Joey Jay, who in 1953 became the first former Little Leaguer to reach the major leagues and went on to win 99 games in 13 seasons pitching for the Milwaukee (later Atlanta) Braves and the Cincinnati Reds, died on Sept. 27 in Lutz, Fla. He was 89 and had lived in the Tampa Bay area of Florida in his later years.
The Serenity Funeral Home in Largo, Fla., posted his obituary.
Jay was an imposing presence on the mound at 6 feet 4 inches and 230 pounds and he had an overpowering fastball, slider and sinker.
He was signed by the Braves’ organization in June 1953, two months before his 18th birthday, and received a $20,000 contract and a $50,000 bonus, becoming a “bonus baby” in the baseball parlance of the time. Under rules designed to discourage teams from high spending on unproven prospects, the Braves were required to keep him on their roster for at least two seasons.

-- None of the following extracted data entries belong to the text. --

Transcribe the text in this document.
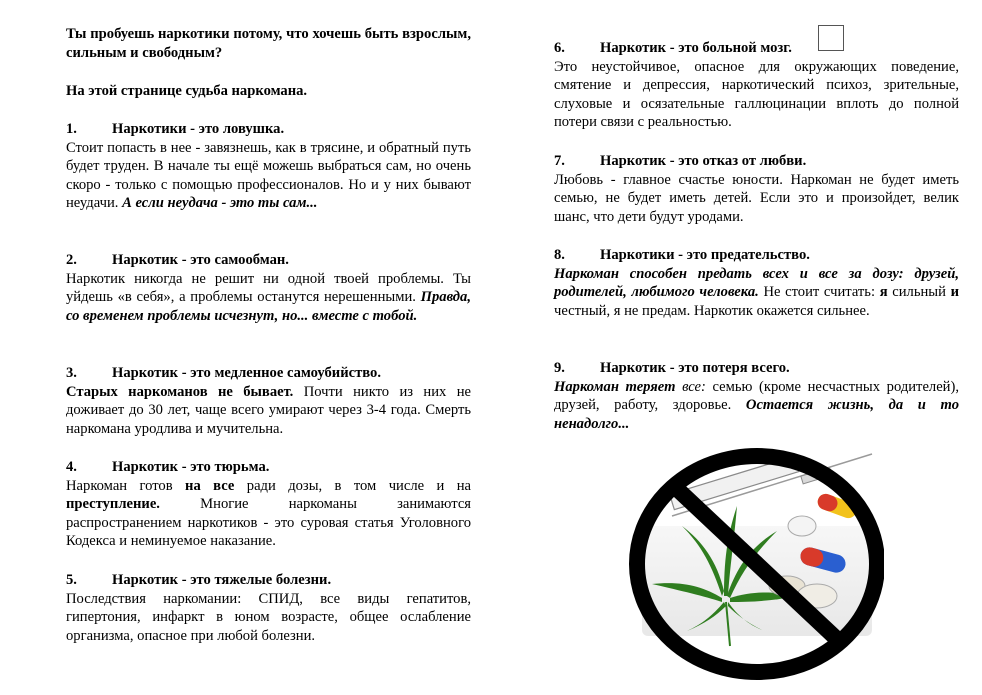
Ты пробуешь наркотики потому, что хочешь быть взрослым, сильным и свободным?
На этой странице судьба наркомана.
1. Наркотики - это ловушка.
Стоит попасть в нее - завязнешь, как в трясине, и обратный путь будет труден. В начале ты ещё можешь выбраться сам, но очень скоро - только с помощью профессионалов. Но и у них бывают неудачи. А если неудача - это ты сам...
2. Наркотик - это самообман.
Наркотик никогда не решит ни одной твоей проблемы. Ты уйдешь «в себя», а проблемы останутся нерешенными. Правда, со временем проблемы исчезнут, но... вместе с тобой.
3. Наркотик - это медленное самоубийство.
Старых наркоманов не бывает. Почти никто из них не доживает до 30 лет, чаще всего умирают через 3-4 года. Смерть наркомана уродлива и мучительна.
4. Наркотик - это тюрьма.
Наркоман готов на все ради дозы, в том числе и на преступление.	Многие наркоманы занимаются распространением наркотиков - это суровая статья Уголовного Кодекса и неминуемое наказание.
5. Наркотик - это тяжелые болезни.
Последствия наркомании: СПИД, все виды гепатитов, гипертония, инфаркт в юном возрасте, общее ослабление организма, опасное при любой болезни.
6. Наркотик - это больной мозг.
Это неустойчивое, опасное для окружающих поведение, смятение и депрессия, наркотический психоз, зрительные, слуховые и осязательные галлюцинации вплоть до полной потери связи с реальностью.
7. Наркотик - это отказ от любви.
Любовь - главное счастье юности. Наркоман не будет иметь семью, не будет иметь детей. Если это и произойдет, велик шанс, что дети будут уродами.
8. Наркотики - это предательство.
Наркоман способен предать всех и все за дозу: друзей, родителей, любимого человека. Не стоит считать: я сильный и честный, я не предам. Наркотик окажется сильнее.
9. Наркотик - это потеря всего.
Наркоман теряет все: семью (кроме несчастных родителей), друзей, работу, здоровье. Остается жизнь, да и то ненадолго...
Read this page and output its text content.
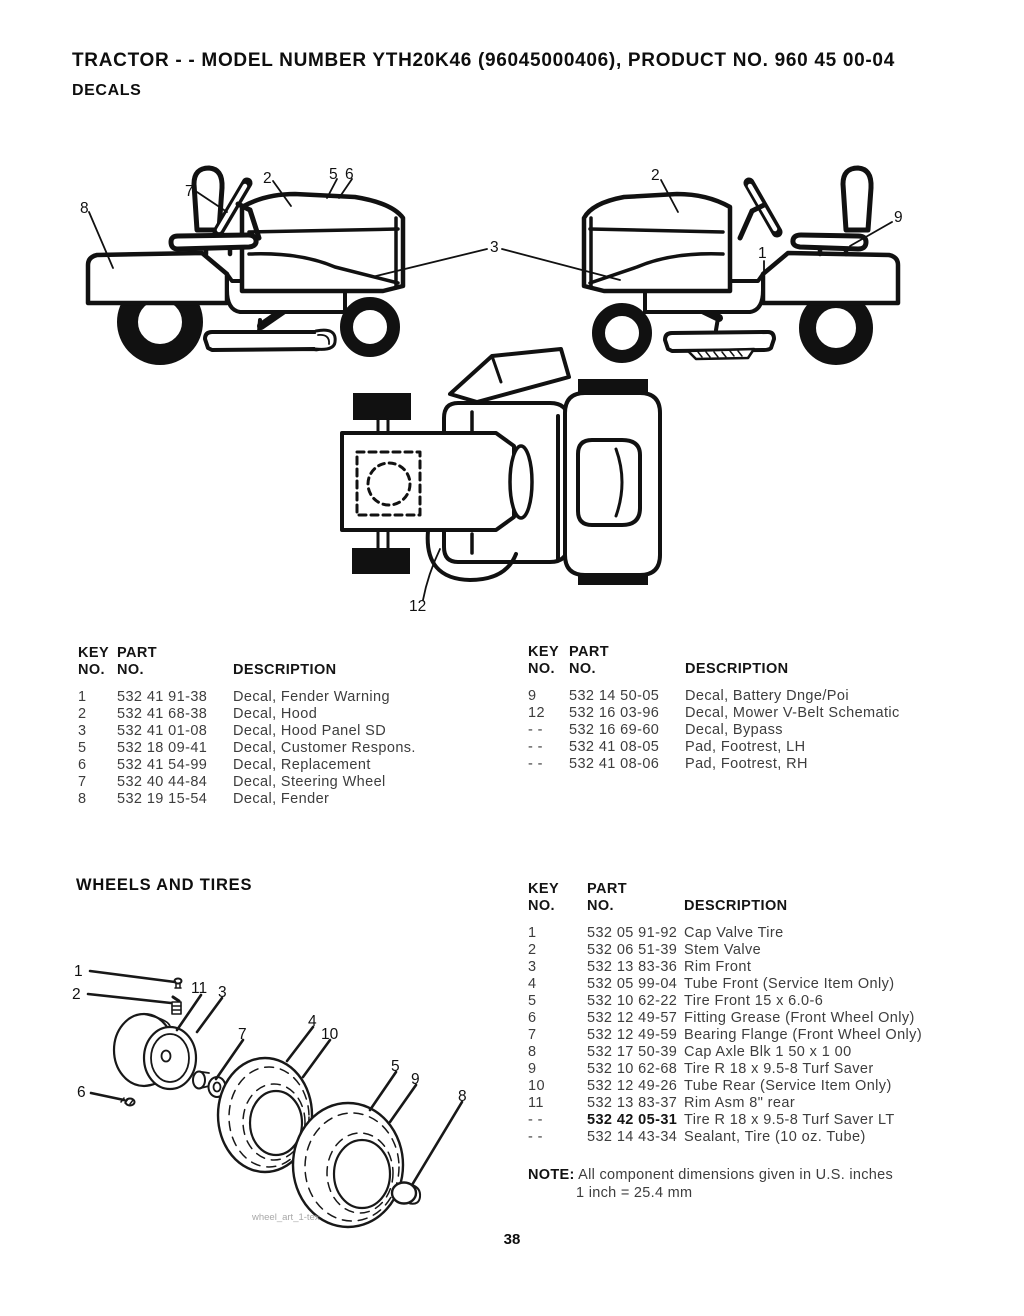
TRACTOR - - MODEL NUMBER YTH20K46 (96045000406), PRODUCT NO. 960 45 00-04
DECALS
7
2	5 6
8
3
2
9
1
12
KEY PART
NO. NO.	DESCRIPTION
1	532 41 91-38	Decal, Fender Warning
2	532 41 68-38	Decal, Hood
3	532 41 01-08	Decal, Hood Panel SD
5	532 18 09-41	Decal, Customer Respons.
6	532 41 54-99	Decal, Replacement
7	532 40 44-84	Decal, Steering Wheel
8	532 19 15-54	Decal, Fender
KEY PART
NO. NO.	DESCRIPTION
9	532 14 50-05	Decal, Battery Dnge/Poi
12	532 16 03-96	Decal, Mower V-Belt Schematic
- -	532 16 69-60	Decal, Bypass
- -	532 41 08-05	Pad, Footrest, LH
- -	532 41 08-06	Pad, Footrest, RH
WHEELS AND TIRES	KEY	PART
NO.	NO.	DESCRIPTION
1	532 05 91-92 Cap Valve Tire
2	532 06 51-39 Stem Valve
3	532 13 83-36 Rim Front
4	532 05 99-04 Tube Front (Service Item Only)
5	532 10 62-22 Tire Front 15 x 6.0-6
6	532 12 49-57 Fitting Grease (Front Wheel Only)
7	532 12 49-59 Bearing Flange (Front Wheel Only)
8	532 17 50-39 Cap Axle Blk 1 50 x 1 00
9	532 10 62-68 Tire R 18 x 9.5-8 Turf Saver
10	532 12 49-26 Tube Rear (Service Item Only)
11	532 13 83-37 Rim Asm 8" rear
- -	532 42 05-31 Tire R 18 x 9.5-8 Turf Saver LT
- -	532 14 43-34 Sealant, Tire (10 oz. Tube)
1
2	11 3
7
6
4
10
5
9
8
wheel_art_1-tex
NOTE: All component dimensions given in U.S. inches
1 inch = 25.4 mm
38
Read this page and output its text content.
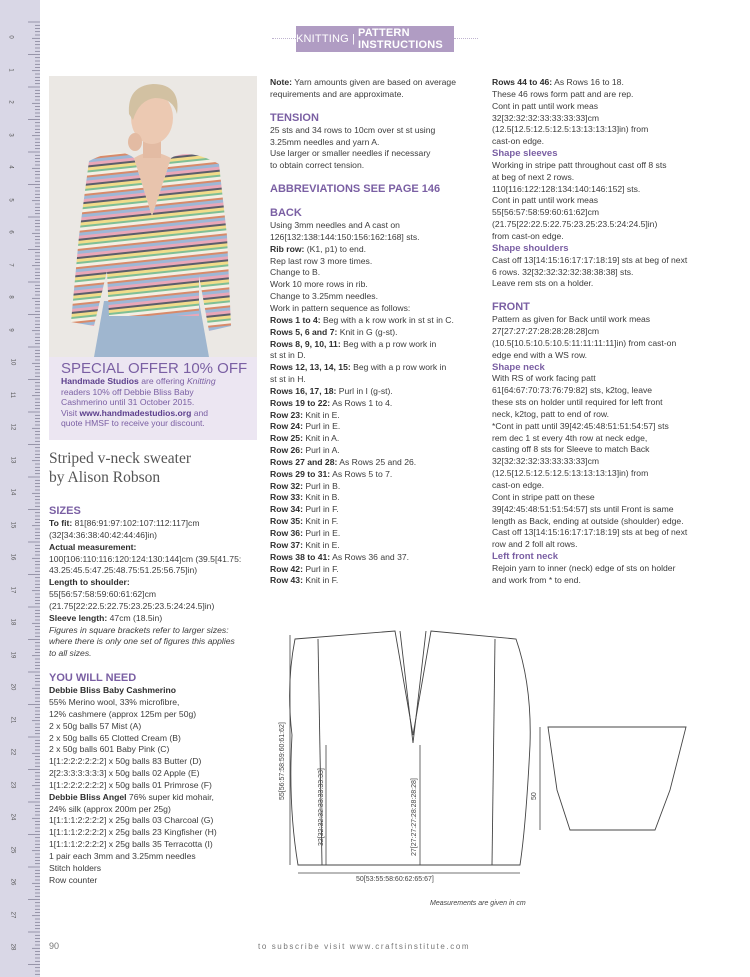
0
1
2
3
4
5
6
7
8
9
10
11
12
13
14
15
16
17
18
19
20
21
22
23
24
25
26
27
28
KNITTING | PATTERN INSTRUCTIONS
SPECIAL OFFER 10% OFF
Handmade Studios are offering Knitting
readers 10% off Debbie Bliss Baby
Cashmerino until 31 October 2015.
Visit www.handmadestudios.org and
quote HMSF to receive your discount.
Striped v-neck sweater
by Alison Robson

SIZES

To fit: 81[86:91:97:102:107:112:117]cm

(32[34:36:38:40:42:44:46]in)

Actual measurement:

100[106:110:116:120:124:130:144]cm (39.5[41.75:

43.25:45.5:47.25:48.75:51.25:56.75]in)

Length to shoulder:

55[56:57:58:59:60:61:62]cm

(21.75[22:22.5:22.75:23.25:23.5:24:24.5]in)

Sleeve length: 47cm (18.5in)

Figures in square brackets refer to larger sizes:

where there is only one set of figures this applies

to all sizes.

YOU WILL NEED

Debbie Bliss Baby Cashmerino

55% Merino wool, 33% microfibre,

12% cashmere (approx 125m per 50g)

2 x 50g balls 57 Mist (A)

2 x 50g balls 65 Clotted Cream (B)

2 x 50g balls 601 Baby Pink (C)

1[1:2:2:2:2:2:2] x 50g balls 83 Butter (D)

2[2:3:3:3:3:3:3] x 50g balls 02 Apple (E)

1[1:2:2:2:2:2:2] x 50g balls 01 Primrose (F)

Debbie Bliss Angel 76% super kid mohair,

24% silk (approx 200m per 25g)

1[1:1:1:2:2:2:2] x 25g balls 03 Charcoal (G)

1[1:1:1:2:2:2:2] x 25g balls 23 Kingfisher (H)

1[1:1:1:2:2:2:2] x 25g balls 35 Terracotta (I)

1 pair each 3mm and 3.25mm needles

Stitch holders

Row counter

Note: Yarn amounts given are based on average

requirements and are approximate.

TENSION

25 sts and 34 rows to 10cm over st st using

3.25mm needles and yarn A.

Use larger or smaller needles if necessary

to obtain correct tension.

ABBREVIATIONS SEE PAGE 146

BACK

Using 3mm needles and A cast on

126[132:138:144:150:156:162:168] sts.

Rib row: (K1, p1) to end.

Rep last row 3 more times.

Change to B.

Work 10 more rows in rib.

Change to 3.25mm needles.

Work in pattern sequence as follows:

Rows 1 to 4: Beg with a k row work in st st in C.

Rows 5, 6 and 7: Knit in G (g-st).

Rows 8, 9, 10, 11: Beg with a p row work in

st st in D.

Rows 12, 13, 14, 15: Beg with a p row work in

st st in H.

Rows 16, 17, 18: Purl in I (g-st).

Rows 19 to 22: As Rows 1 to 4.

Row 23: Knit in E.

Row 24: Purl in E.

Row 25: Knit in A.

Row 26: Purl in A.

Rows 27 and 28: As Rows 25 and 26.

Rows 29 to 31: As Rows 5 to 7.

Row 32: Purl in B.

Row 33: Knit in B.

Row 34: Purl in F.

Row 35: Knit in F.

Row 36: Purl in E.

Row 37: Knit in E.

Rows 38 to 41: As Rows 36 and 37.

Row 42: Purl in F.

Row 43: Knit in F.

Rows 44 to 46: As Rows 16 to 18.

These 46 rows form patt and are rep.

Cont in patt until work meas

32[32:32:32:33:33:33:33]cm

(12.5[12.5:12.5:12.5:13:13:13:13]in) from

cast-on edge.

Shape sleeves

Working in stripe patt throughout cast off 8 sts

at beg of next 2 rows.

110[116:122:128:134:140:146:152] sts.

Cont in patt until work meas

55[56:57:58:59:60:61:62]cm

(21.75[22:22.5:22.75:23.25:23.5:24:24.5]in)

from cast-on edge.

Shape shoulders

Cast off 13[14:15:16:17:17:18:19] sts at beg of next

6 rows. 32[32:32:32:32:38:38:38] sts.

Leave rem sts on a holder.

FRONT

Pattern as given for Back until work meas

27[27:27:27:28:28:28:28]cm

(10.5[10.5:10.5:10.5:11:11:11:11]in) from cast-on

edge end with a WS row.

Shape neck

With RS of work facing patt

61[64:67:70:73:76:79:82] sts, k2tog, leave

these sts on holder until required for left front

neck, k2tog, patt to end of row.

*Cont in patt until 39[42:45:48:51:51:54:57] sts

rem dec 1 st every 4th row at neck edge,

casting off 8 sts for Sleeve to match Back

32[32:32:32:33:33:33:33]cm

(12.5[12.5:12.5:12.5:13:13:13:13]in) from

cast-on edge.

Cont in stripe patt on these

39[42:45:48:51:51:54:57] sts until Front is same

length as Back, ending at outside (shoulder) edge.

Cast off 13[14:15:16:17:17:18:19] sts at beg of next

row and 2 foll alt rows.

Left front neck

Rejoin yarn to inner (neck) edge of sts on holder

and work from * to end.

55[56:57:58:59:60:61:62]
32[32:32:32:33:33:33:33]	27[27:27:27:28:28:28:28]
50[53:55:58:60:62:65:67]
50
Measurements are given in cm
90	to subscribe visit www.craftsinstitute.com
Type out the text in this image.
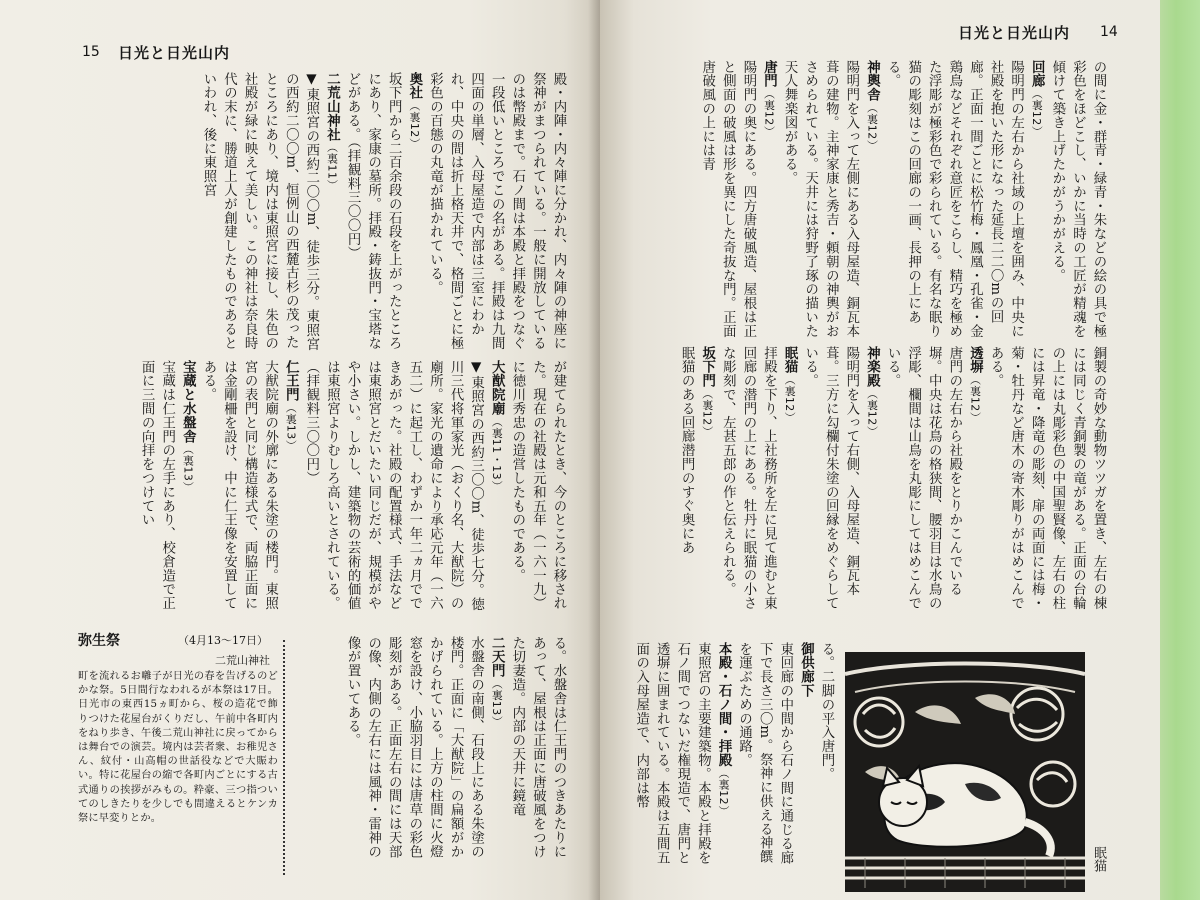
15 日光と日光山内

殿・内陣・内々陣に分かれ、内々陣の神座に祭神がまつられている。一般に開放しているのは幣殿まで。石ノ間は本殿と拝殿をつなぐ一段低いところでこの名がある。拝殿は九間四面の単層、入母屋造で内部は三室にわかれ、中央の間は折上格天井で、格間ごとに極彩色の百態の丸竜が描かれている。

奥社（裏12）

坂下門から二百余段の石段を上がったところにあり、家康の墓所。拝殿・鋳抜門・宝塔などがある。（拝観料三〇〇円）

二荒山神社（裏11）

▼東照宮の西約二〇〇m、徒歩三分。東照宮の西約二〇〇m、恒例山の西麓古杉の茂ったところにあり、境内は東照宮に接し、朱色の社殿が緑に映えて美しい。この神社は奈良時代の末に、勝道上人が創建したものであるといわれ、後に東照宮

が建てられたとき、今のところに移された。現在の社殿は元和五年（一六一九）に徳川秀忠の造営したものである。

大猷院廟（裏11・13）

▼東照宮の西約三〇〇m、徒歩七分。徳川三代将軍家光（おくり名、大猷院）の廟所。家光の遺命により承応元年（一六五二）に起工し、わずか一年二ヵ月でできあがった。社殿の配置様式、手法などは東照宮とだいたい同じだが、規模がやや小さい。しかし、建築物の芸術的価値は東照宮よりむしろ高いとされている。（拝観料三〇〇円）

仁王門（裏13）

大猷院廟の外廓にある朱塗の楼門。東照宮の表門と同じ構造様式で、両脇正面には金剛柵を設け、中に仁王像を安置してある。

宝蔵と水盤舎（裏13）

宝蔵は仁王門の左手にあり、校倉造で正面に三間の向拝をつけてい

る。水盤舎は仁王門のつきあたりにあって、屋根は正面に唐破風をつけた切妻造。内部の天井に鏡竜

二天門（裏13）

水盤舎の南側、石段上にある朱塗の楼門。正面に「大猷院」の扁額がかかげられている。上方の柱間に火燈窓を設け、小脇羽目には唐草の彩色彫刻がある。正面左右の間には天部の像、内側の左右には風神・雷神の像が置いてある。

弥生祭	（4月13〜17日）
二荒山神社
町を流れるお囃子が日光の春を告げるのどかな祭。5日間行なわれるが本祭は17日。日光市の東西15ヵ町から、桜の造花で飾りつけた花屋台がくりだし、午前中各町内をねり歩き、午後二荒山神社に戻ってからは舞台での演芸。境内は芸者衆、お稚児さん、紋付・山高帽の世話役などで大賑わい。特に花屋台の縮で各町内ごとにする古式通りの挨拶がみもの。粋豪、三つ指ついてのしきたりを少しでも間違えるとケンカ祭に早変りとか。
日光と日光山内 14

の間に金・群青・緑青・朱などの絵の具で極彩色をほどこし、いかに当時の工匠が精魂を傾けて築き上げたかがうかがえる。

回廊（裏12）

陽明門の左右から社域の上壇を囲み、中央に社殿を抱いた形になった延長二二〇mの回廊。正面一間ごとに松竹梅・鳳凰・孔雀・金鶏鳥などそれぞれ意匠をこらし、精巧を極めた浮彫が極彩色で彩られている。有名な眠り猫の彫刻はこの回廊の一画、長押の上にある。

神輿舎（裏12）

陽明門を入って左側にある入母屋造、銅瓦本葺の建物。主神家康と秀吉・頼朝の神輿がおさめられている。天井には狩野了琢の描いた天人舞楽図がある。

唐門（裏12）

陽明門の奥にある。四方唐破風造、屋根は正と側面の破風は形を異にした奇抜な門。正面唐破風の上には青

銅製の奇妙な動物ツツガを置き、左右の棟には同じく青銅製の竜がある。正面の台輪の上には丸彫彩色の中国聖賢像、左右の柱には昇竜・降竜の彫刻、扉の両面には梅・菊・牡丹など唐木の寄木彫りがはめこんである。

透塀（裏12）

唐門の左右から社殿をとりかこんでいる塀。中央は花鳥の格狭間、腰羽目は水鳥の浮彫、欄間は山鳥を丸彫にしてはめこんでいる。

神楽殿（裏12）

陽明門を入って右側、入母屋造、銅瓦本葺。三方に勾欄付朱塗の回縁をめぐらしている。

眠猫（裏12）

拝殿を下り、上社務所を左に見て進むと東回廊の潜門の上にある。牡丹に眠猫の小さな彫刻で、左甚五郎の作と伝えられる。

坂下門（裏12）

眠猫のある回廊潜門のすぐ奥にあ

る。二脚の平入唐門。

御供廊下

東回廊の中間から石ノ間に通じる廊下で長さ三〇m。祭神に供える神饌を運ぶための通路。

本殿・石ノ間・拝殿（裏12）

東照宮の主要建築物。本殿と拝殿を石ノ間でつないだ権現造で、唐門と透塀に囲まれている。本殿は五間五面の入母屋造で、内部は幣

眠猫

Jay made his first major league start on Sept. 20, 1953, and pitched seven shutout innings in a game shortened by rain. He pitched sporadically during the 1954 and 1955 seasons, when the Braves’ pitching staff featured the future Hall of Fame left-hander Warren Spahn and the talented right-handers Bob Buhl and Lew Burdette.
“It was pretty dreadful,” Jay told the Society for American Baseball Research many years later. “I fitted in nowhere. No one was deliberately unkind to me. I was just ignored and felt like the batboy.”
He was sent to the Braves’ Wichita farm team to gain experience; he later returned to Milwaukee and posted a 7-5 record with a 2.14 earned run average for the Braves’ 1958 pennant-winning team. But the Braves lost to the Yankees of Mickey Mantle and Roger Maris in a six-game World Series.
Jay was traded to Cincinnati before the 1961 season in exchange for the sharp-fielding shortstop Roy McMillan. At the time, the Reds were building what became known as the Big Red Machine for their power hitters, most notably Frank Robinson and Johnny Bench.
In his first year with the Reds, Jay won 21 games and lost seven, tied for the National League lead in wins and shutouts, pitched a one-hitter facing the Phillies and was named an All-Star.
The Reds won the 1961 National League pennant but lost to the Yankees in a five-game World Series, the only bright spot coming in Jay’s Game 2 victory.
“I’m pitching the same way I did when I was with the Braves,” he told Sports Illustrated when it put him on the cover of its Oct. 9, 1961, edition. “No one taught me any new pitches. The difference is that I’m getting a chance to pitch with the Reds. It’s hard to work much when you have guys like Spahn, Burdette and Buhl around. Last year I started 11 games and won six of them. This year I started 34 games and won 21.“
“Jay quickly won himself a reputation as an eater and sleeper of championship caliber,” Walter Bingham wrote in a Sports Illustrated profile after the World Series. “He seldom was seen awake without a candy bar or a soft drink, often with both. He would eat in the bullpen during ball games.’’
Jay was a 21-game winner again in 1962 when the Reds finished in third place behind the New York Giants and the Brooklyn Dodgers. But he struggled on the mound in 1963 when he went 7-18 and in 1964 when he posted an 11-11 mark as the Reds finished one game behind the St. Louis Cardinals, who went on to win the World Series.
He had a record of 99-91 with a 3.77 earned run average when he retired after pitching for the Braves in 1966, the team’s first season in Atlanta, and was inducted into the Cincinnati Reds Hall of Fame in 2008.
Joseph Richard Jay was born on Aug. 15, 1935, in Middletown, Conn., and was 12 years old when he joined Little League Baseball, playing first base. (Middletown had the very first Little League in New England.)
Jay switched to pitching while playing American Legion baseball and at Woodrow Wilson High School. His father, Joseph John Jay, had pitched for the Rochester team in the International League and was in training camp with the Boston Braves in the late 1930s, but a back injury ended his baseball career. He became a laborer to support his family.
Jay’s survivors include his wife, the former Lois Elizabeth Bruggen; five children and several grandchildren and great-grandchildren.
In retirement, he lived in Florida and turned to the business world. He was an owner or part owner of an oil drilling company in West Virginia, taxicab companies, a fleet of limousines, a carpet-cleaning business and building-maintenance firms.
“I don’t live in the past, like most ballplayers,” The Middletown Press quoted him as saying. “I don’t wear my World Series rings; my mother has my scrapbooks, and if someone offered me a baseball job, I’d turn it down in a minute.”
“When I made the break, it was clean and forever. It’s infantile to keep thinking about the game. It gets you nowhere. Most ex-ballplayers keep on living in some destructive fantasy world. Not me. I’m happier than ever since I left. And do me a favor. Don’t mention where I live.”